Downtown swimming strengthens downtown | arkitektnytt.no
Free for indoor swimming pools are often very high both for procurement and operation, and the money is not exactly loose in Norwegian municipalities when it comes to such procurements. The most expensive plant to date is under construction in the middle of Oslo. Tøyenbadet will be large and will have an indoor bath with fire pool, a large outdoor bathing facility, water slide inside and out, diving tower inside and out, and cafeteria. Tøyenbadet will probably cost more than NOK 2 billion.
For this one could get floating baths in all the country’s port cities for the same cost as a Tøyenbad.

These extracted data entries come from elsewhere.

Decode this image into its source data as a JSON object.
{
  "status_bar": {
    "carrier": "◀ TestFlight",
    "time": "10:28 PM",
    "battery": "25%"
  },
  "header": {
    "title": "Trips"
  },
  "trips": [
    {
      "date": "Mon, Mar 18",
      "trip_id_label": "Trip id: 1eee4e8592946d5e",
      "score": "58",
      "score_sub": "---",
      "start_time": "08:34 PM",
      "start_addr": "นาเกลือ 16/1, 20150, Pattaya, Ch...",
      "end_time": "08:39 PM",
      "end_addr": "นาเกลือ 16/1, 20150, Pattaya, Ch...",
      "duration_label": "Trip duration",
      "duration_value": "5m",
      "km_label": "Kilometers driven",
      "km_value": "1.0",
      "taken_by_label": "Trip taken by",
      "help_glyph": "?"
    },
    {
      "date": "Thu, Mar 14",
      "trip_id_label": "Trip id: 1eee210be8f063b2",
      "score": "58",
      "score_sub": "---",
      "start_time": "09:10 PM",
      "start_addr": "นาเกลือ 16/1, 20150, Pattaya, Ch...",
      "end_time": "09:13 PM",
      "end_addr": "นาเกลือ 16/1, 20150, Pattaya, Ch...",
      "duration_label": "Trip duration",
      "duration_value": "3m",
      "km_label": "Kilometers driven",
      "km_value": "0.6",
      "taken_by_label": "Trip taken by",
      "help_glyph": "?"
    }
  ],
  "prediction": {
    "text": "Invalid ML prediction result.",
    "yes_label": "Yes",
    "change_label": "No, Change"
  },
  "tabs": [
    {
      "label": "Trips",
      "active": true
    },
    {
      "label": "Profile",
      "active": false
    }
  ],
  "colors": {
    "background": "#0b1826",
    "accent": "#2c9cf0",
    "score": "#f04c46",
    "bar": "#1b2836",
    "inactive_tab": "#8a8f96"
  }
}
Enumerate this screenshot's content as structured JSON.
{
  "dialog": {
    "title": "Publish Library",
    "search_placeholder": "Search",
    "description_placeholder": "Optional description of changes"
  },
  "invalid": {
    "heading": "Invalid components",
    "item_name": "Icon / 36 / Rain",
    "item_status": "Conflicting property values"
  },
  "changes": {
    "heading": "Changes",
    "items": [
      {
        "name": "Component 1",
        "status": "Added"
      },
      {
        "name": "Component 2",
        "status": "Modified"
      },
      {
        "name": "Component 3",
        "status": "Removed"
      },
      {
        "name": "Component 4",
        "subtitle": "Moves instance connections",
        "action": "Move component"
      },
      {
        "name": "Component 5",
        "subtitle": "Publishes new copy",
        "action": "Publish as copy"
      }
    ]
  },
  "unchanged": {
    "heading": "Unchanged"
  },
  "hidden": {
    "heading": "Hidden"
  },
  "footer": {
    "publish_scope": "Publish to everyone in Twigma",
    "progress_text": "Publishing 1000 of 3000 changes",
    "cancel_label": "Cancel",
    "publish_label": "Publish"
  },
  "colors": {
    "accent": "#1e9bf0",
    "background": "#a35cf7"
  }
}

This is a floating pool with a universal design and high design and which can be open all year round, and of course unformed universally. The shortage of pools in Norway is large, and many municipalities spend large summers on school children’s buses to and from swimming pools, often in other municipalities that cannot be claimed to be sustainable.
Urban development in Haugesund and San Sebastian is not the same, but the common denominator is that you want to activate the center and create city life. In Norway, we no longer want to locate swimming pools so that they become car-based. The policy adopted by both the Solberg government and the new Hurdal platform is that the city center must be developed, something on which, among other things, Haugesund and Arendal’s municipal plans build.
For downtown development in all the cities of the country it is worth noting that something positive happens when something new comes to the center with a sixty number of visitors. Life on the shore is where we want to be, and the question Norwegian spatial planners and politicians should ask themselves is whether floating pools are not part of the solution for better downtown facilities, revitalization and not least that it will be more fun to swim in all kinds of weather in 27.-28 . degrees.
About half of Norwegian fifth-graders unable to swim at least 200 meters consecutively. Norwegian children are the worst at swimming in the whole of the Nordic region, something that “stands in the way” in the country with the world’s second longest coastline. In Iceland and Sweden, for example, more than 90 per cent of children are able to swim, while the proportion is over 70 per cent in Denmark and Finland. Construction of a floating pool will strengthen the center of the port cities and contribute to increased swimming skills. Molde, Kristiansand, Trondheim and not least the swimming town Ålesund is an example of a burden that must plan a floating pool in the center.